Hi, just getting back to you. I found out the 2 larger cars are "O" gauge cars apparently Aurora made them from 1963/1968! There also refered to as Super Thunderjets!
I know they will run on HO tracks!
Lot of fun...
Larry


----------



## RollinOlds442 (May 5, 2021)

Those are pretty sweet! Super Thunderjets...I had no idea.


----------



## LTAurora fanLI (May 2, 2021)

RollinOlds442 said:


> Those are pretty sweet! Super Thunderjets...I had no idea.

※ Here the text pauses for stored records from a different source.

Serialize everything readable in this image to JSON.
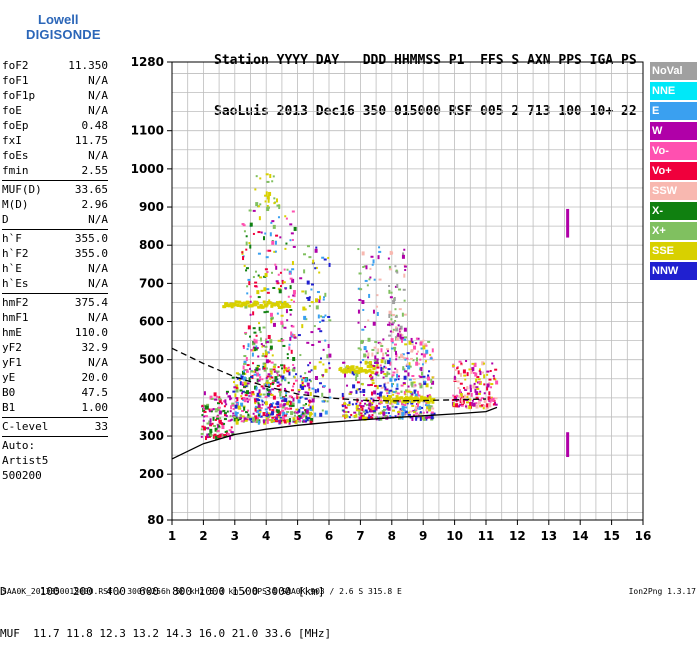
{
  "logo": {
    "line1": "Lowell",
    "line2": "DIGISONDE"
  },
  "header": {
    "row1": "Station YYYY DAY   DDD HHMMSS P1  FFS S AXN PPS IGA PS",
    "row2": "SaoLuis 2013 Dec16 350 015000 RSF 005 2 713 100 10+ 22"
  },
  "params": [
    [
      {
        "k": "foF2",
        "v": "11.350"
      },
      {
        "k": "foF1",
        "v": "N/A"
      },
      {
        "k": "foF1p",
        "v": "N/A"
      },
      {
        "k": "foE",
        "v": "N/A"
      },
      {
        "k": "foEp",
        "v": "0.48"
      },
      {
        "k": "fxI",
        "v": "11.75"
      },
      {
        "k": "foEs",
        "v": "N/A"
      },
      {
        "k": "fmin",
        "v": "2.55"
      }
    ],
    [
      {
        "k": "MUF(D)",
        "v": "33.65"
      },
      {
        "k": "M(D)",
        "v": "2.96"
      },
      {
        "k": "D",
        "v": "N/A"
      }
    ],
    [
      {
        "k": "h`F",
        "v": "355.0"
      },
      {
        "k": "h`F2",
        "v": "355.0"
      },
      {
        "k": "h`E",
        "v": "N/A"
      },
      {
        "k": "h`Es",
        "v": "N/A"
      }
    ],
    [
      {
        "k": "hmF2",
        "v": "375.4"
      },
      {
        "k": "hmF1",
        "v": "N/A"
      },
      {
        "k": "hmE",
        "v": "110.0"
      },
      {
        "k": "yF2",
        "v": "32.9"
      },
      {
        "k": "yF1",
        "v": "N/A"
      },
      {
        "k": "yE",
        "v": "20.0"
      },
      {
        "k": "B0",
        "v": "47.5"
      },
      {
        "k": "B1",
        "v": "1.00"
      }
    ],
    [
      {
        "k": "C-level",
        "v": "33"
      }
    ]
  ],
  "autoscale": {
    "line1": "Auto:",
    "line2": "Artist5",
    "line3": "500200"
  },
  "legend": [
    {
      "label": "NoVal",
      "color": "#a0a0a0"
    },
    {
      "label": "NNE",
      "color": "#00e8f8"
    },
    {
      "label": "E",
      "color": "#3aa0f0"
    },
    {
      "label": "W",
      "color": "#b000a8"
    },
    {
      "label": "Vo-",
      "color": "#ff50b0"
    },
    {
      "label": "Vo+",
      "color": "#f0003c"
    },
    {
      "label": "SSW",
      "color": "#f8b8b0"
    },
    {
      "label": "X-",
      "color": "#108010"
    },
    {
      "label": "X+",
      "color": "#80c060"
    },
    {
      "label": "SSE",
      "color": "#d8d000"
    },
    {
      "label": "NNW",
      "color": "#2020d0"
    }
  ],
  "bottom": {
    "d_row": "D     100  200  400  600  800 1000 1500 3000 [km]",
    "muf_row": "MUF  11.7 11.8 12.3 13.2 14.3 16.0 21.0 33.6 [MHz]"
  },
  "footer": {
    "file": "SAA0K_2013350015000.RSF / 300fx256h 50 kHz 5.0 km / DPS-4 SAA0K 903 / 2.6 S 315.8 E",
    "version": "Ion2Png 1.3.17"
  },
  "chart_data": {
    "type": "scatter",
    "xlim": [
      1,
      16
    ],
    "ylim": [
      80,
      1280
    ],
    "x_ticks": [
      1,
      2,
      3,
      4,
      5,
      6,
      7,
      8,
      9,
      10,
      11,
      12,
      13,
      14,
      15,
      16
    ],
    "y_ticks": [
      80,
      200,
      300,
      400,
      500,
      600,
      700,
      800,
      900,
      1000,
      1100,
      1280
    ],
    "grid": true,
    "clusters": [
      {
        "x": [
          1.9,
          2.9
        ],
        "y": [
          300,
          420
        ],
        "n": 140,
        "colors": [
          "#b000a8",
          "#ff50b0",
          "#f0003c",
          "#108010",
          "#80c060"
        ]
      },
      {
        "x": [
          2.9,
          5.4
        ],
        "y": [
          340,
          470
        ],
        "n": 420,
        "colors": [
          "#b000a8",
          "#ff50b0",
          "#f0003c",
          "#2020d0",
          "#80c060",
          "#108010",
          "#3aa0f0",
          "#d8d000"
        ]
      },
      {
        "x": [
          3.2,
          4.9
        ],
        "y": [
          470,
          900
        ],
        "n": 260,
        "colors": [
          "#b000a8",
          "#ff50b0",
          "#f0003c",
          "#80c060",
          "#3aa0f0",
          "#108010",
          "#d8d000"
        ]
      },
      {
        "x": [
          3.6,
          4.4
        ],
        "y": [
          900,
          990
        ],
        "n": 30,
        "colors": [
          "#d8d000",
          "#80c060"
        ]
      },
      {
        "x": [
          5.0,
          6.0
        ],
        "y": [
          360,
          800
        ],
        "n": 110,
        "colors": [
          "#b000a8",
          "#3aa0f0",
          "#2020d0",
          "#d8d000",
          "#80c060"
        ]
      },
      {
        "x": [
          6.4,
          7.6
        ],
        "y": [
          350,
          500
        ],
        "n": 170,
        "colors": [
          "#d8d000",
          "#b000a8",
          "#f0003c",
          "#80c060",
          "#2020d0"
        ]
      },
      {
        "x": [
          6.9,
          7.6
        ],
        "y": [
          500,
          800
        ],
        "n": 60,
        "colors": [
          "#b000a8",
          "#f8b8b0",
          "#80c060",
          "#3aa0f0"
        ]
      },
      {
        "x": [
          7.6,
          9.3
        ],
        "y": [
          350,
          560
        ],
        "n": 330,
        "colors": [
          "#d8d000",
          "#2020d0",
          "#b000a8",
          "#ff50b0",
          "#f8b8b0",
          "#80c060",
          "#3aa0f0"
        ]
      },
      {
        "x": [
          7.8,
          8.4
        ],
        "y": [
          560,
          800
        ],
        "n": 70,
        "colors": [
          "#b000a8",
          "#f8b8b0",
          "#80c060",
          "#a0a0a0"
        ]
      },
      {
        "x": [
          9.9,
          11.3
        ],
        "y": [
          380,
          500
        ],
        "n": 170,
        "colors": [
          "#b000a8",
          "#ff50b0",
          "#f8b8b0",
          "#f0003c",
          "#d8d000"
        ]
      }
    ],
    "bands": [
      {
        "x": [
          2.6,
          4.7
        ],
        "y": 648,
        "color": "#d8d000"
      },
      {
        "x": [
          6.3,
          7.4
        ],
        "y": 478,
        "color": "#d8d000"
      },
      {
        "x": [
          7.7,
          9.3
        ],
        "y": 400,
        "color": "#d8d000"
      }
    ],
    "isolated": [
      {
        "x": 13.6,
        "y1": 820,
        "y2": 895,
        "color": "#b000a8"
      },
      {
        "x": 13.6,
        "y1": 245,
        "y2": 310,
        "color": "#b000a8"
      }
    ],
    "profile_curve": [
      [
        1,
        240
      ],
      [
        2,
        280
      ],
      [
        3,
        304
      ],
      [
        4,
        318
      ],
      [
        5,
        328
      ],
      [
        6,
        336
      ],
      [
        7,
        342
      ],
      [
        8,
        348
      ],
      [
        9,
        353
      ],
      [
        10,
        358
      ],
      [
        11,
        364
      ],
      [
        11.35,
        375
      ]
    ],
    "dashed_curve": [
      [
        1,
        530
      ],
      [
        2,
        490
      ],
      [
        3,
        455
      ],
      [
        4,
        430
      ],
      [
        5,
        410
      ],
      [
        6,
        400
      ],
      [
        7,
        394
      ],
      [
        8,
        392
      ],
      [
        9,
        393
      ],
      [
        10,
        395
      ],
      [
        11,
        397
      ]
    ]
  }
}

The O gauge are quite interesting. I have just recently found the wider lane curves and straights a have are the O gauge aurora made. I had always thought they were just unique tracks like the bump track and the “y” median for layout design. On that note I’ll ask here as I have incorporated them in the layout with the widening adapters I got in the box from the uncles in the seventies but there is a problem. The adapter tracks seem to have a shallower slot and the afx blade pins seem to whack the sharp step. I like these tracks on the end of a straight away as they really allow speed and drifting of the tjets on the curve. Has anyone come across this? Was this a mistake made by aurora at the time? Should I try to grind or modify the slot bottom? I would hate to remove them. HO means half O gauge right? Did these much larger cars really run on the same size and depth slot pin? Was the pin on the O gauge cars deeper? I’m not sure how common the O gauge wide tracks are in the vintage aurora. Maybe I have an early production run and someone has some they may want to part with if the adapter track(wide O to HO lock and joiner) tracks have the proper depth slot. Thanks for any info.


----------



## RollinOlds442 (May 5, 2021)

It seems crazy those bigger cars have the same size guide pin, and also the difference in the depth of the slot on the tracks is odd, especially since they were meant to match up. Would it be possible to raise the height of the track (on either side of the rails) where they meet with graduated layers of smooth tape, like packing tape, just enough to mellow the ridge in the slot out? You could try dredging the slot out; it would have to be a subtle grade either way unless you WANT to catch air, lol. IDK if that will help, cause wide track is fun, especially on turns. I had skirts for my old Tyco track that worked like a wide track, but don't run it anymore. Maybe someone else on here is more familiar with what you're experiencing and could help us both out. Good luck! And HO is 1/2 of O scale, but it doesn't necessarily pertain to the width of the subject matter in question, IMO.


----------



## hojoe (Dec 1, 2004)

I have O gauge track incorporated into my HO track and have noticed that the cars sound different when going through the O gauge track. Even though the O gauge cars used the same guide pin, the larger tires made the pin not so deep in the slot. As for the AFX cars, most have a reversible guide pin. Ditch the flags and use the pin.


----------



## RollinOlds442 (May 5, 2021)

Yep, even taller front tires may be enough to smooth it out.


----------



## Rich Dumas (Sep 3, 2008)

The O gauge cars would be too wide for a regular HO track, but I have a MaxTrax with extra wide lane spacing and very wide shoulders. We have raced The O gauge cars on a MaxTrax. When the O gauge cars came out I bought on figuring that it would have a more powerful motor that I could transplant into a regular T-Jet, but that was not the case.


----------